Zhang YM; Ren J. ALDH2 in alcoholic heart diseases: Molecular mechanism and clinical implications. (review). Pharmacology & Therapeutics 132(1): 86-95, 2011. (158 refs.)

Alcoholic cardiomyopathy is manifested as cardiac hypertrophy, disrupted contractile function and myofibrillary architecture. An ample amount of clinical and experimental evidence has depicted a pivotal role for alcohol metabolism especially the main alcohol metabolic product acetaldehyde, in the pathogenesis of this myopathic state. Findings from our group and others have revealed that the mitochondrial isoform of aldehyde dehydrogenase (ALDH2), which metabolizes acetaldehyde, governs the detoxification of acetaldehyde formed following alcohol consumption and the ultimate elimination of alcohol from the body. The ALDH2 enzymatic cascade may evolve as a unique detoxification mechanism for environmental alcohols and aldehydes to alleviate the undesired cardiac anomalies in ischemia-reperfusion and alcoholism. Polymorphic variants of the ALDH2 gene encode enzymes with altered pharmacokinetic properties and a significantly higher prevalence of cardiovascular diseases associated with alcoholism. The pathophysiological effects of ALDH2 polymorphism may be mediated by accumulation of acetaldehyde and other reactive aldehydes.
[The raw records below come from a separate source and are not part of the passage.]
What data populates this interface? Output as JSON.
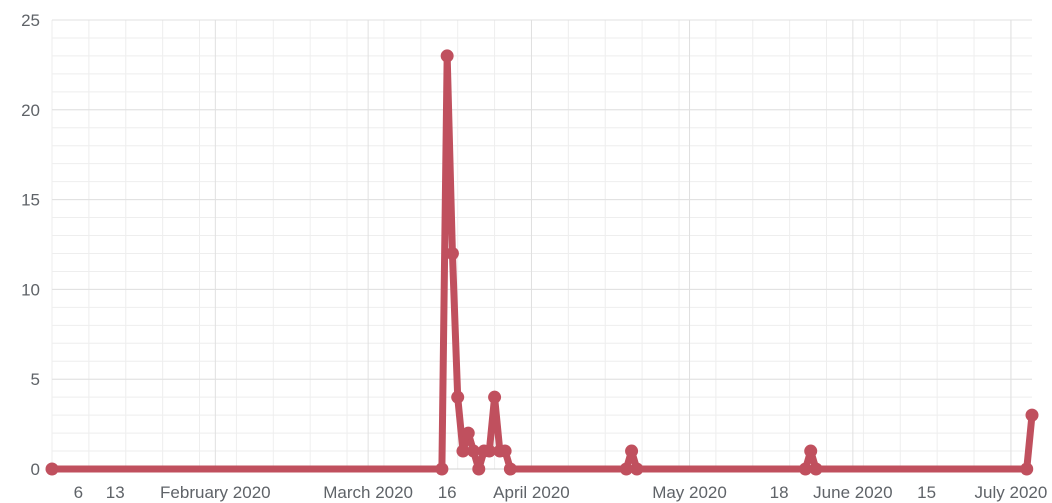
{
  "chart_data": {
    "type": "line",
    "title": "",
    "xlabel": "",
    "ylabel": "",
    "xlim": [
      "2020-01-01",
      "2020-07-05"
    ],
    "ylim": [
      0,
      25
    ],
    "yticks": [
      0,
      5,
      10,
      15,
      20,
      25
    ],
    "xticks": [
      {
        "date": "2020-01-06",
        "label": "6"
      },
      {
        "date": "2020-01-13",
        "label": "13"
      },
      {
        "date": "2020-02-01",
        "label": "February 2020"
      },
      {
        "date": "2020-03-01",
        "label": "March 2020"
      },
      {
        "date": "2020-03-16",
        "label": "16"
      },
      {
        "date": "2020-04-01",
        "label": "April 2020"
      },
      {
        "date": "2020-05-01",
        "label": "May 2020"
      },
      {
        "date": "2020-05-18",
        "label": "18"
      },
      {
        "date": "2020-06-01",
        "label": "June 2020"
      },
      {
        "date": "2020-06-15",
        "label": "15"
      },
      {
        "date": "2020-07-01",
        "label": "July 2020"
      }
    ],
    "grid": true,
    "legend": "none",
    "series": [
      {
        "color": "#c0505e",
        "points": [
          {
            "x": "2020-01-01",
            "y": 0
          },
          {
            "x": "2020-03-15",
            "y": 0
          },
          {
            "x": "2020-03-16",
            "y": 23
          },
          {
            "x": "2020-03-17",
            "y": 12
          },
          {
            "x": "2020-03-18",
            "y": 4
          },
          {
            "x": "2020-03-19",
            "y": 1
          },
          {
            "x": "2020-03-20",
            "y": 2
          },
          {
            "x": "2020-03-21",
            "y": 1
          },
          {
            "x": "2020-03-22",
            "y": 0
          },
          {
            "x": "2020-03-23",
            "y": 1
          },
          {
            "x": "2020-03-24",
            "y": 1
          },
          {
            "x": "2020-03-25",
            "y": 4
          },
          {
            "x": "2020-03-26",
            "y": 1
          },
          {
            "x": "2020-03-27",
            "y": 1
          },
          {
            "x": "2020-03-28",
            "y": 0
          },
          {
            "x": "2020-04-19",
            "y": 0
          },
          {
            "x": "2020-04-20",
            "y": 1
          },
          {
            "x": "2020-04-21",
            "y": 0
          },
          {
            "x": "2020-05-23",
            "y": 0
          },
          {
            "x": "2020-05-24",
            "y": 1
          },
          {
            "x": "2020-05-25",
            "y": 0
          },
          {
            "x": "2020-07-04",
            "y": 0
          },
          {
            "x": "2020-07-05",
            "y": 3
          }
        ]
      }
    ]
  }
}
Inheritance of the inactive ALDH2*2 gene product is associated with a decreased risk of alcoholism but an increased risk of alcoholic complications. This association is influenced by gene-environment interactions such as those associated with religion and national origin. The purpose of this review is to recapitulate the pathogenesis of alcoholic cardiomyopathy with a special focus on ALDH2 enzymatic metabolism. It will be important to dissect the links between ALDH2 polymorphism and prevalence of alcoholic cardiomyopathy, in order to determine the mechanisms underlying such associations. The therapeutic value of ALDH2 as both target and tool in the management of alcoholic tissue damage will be discussed.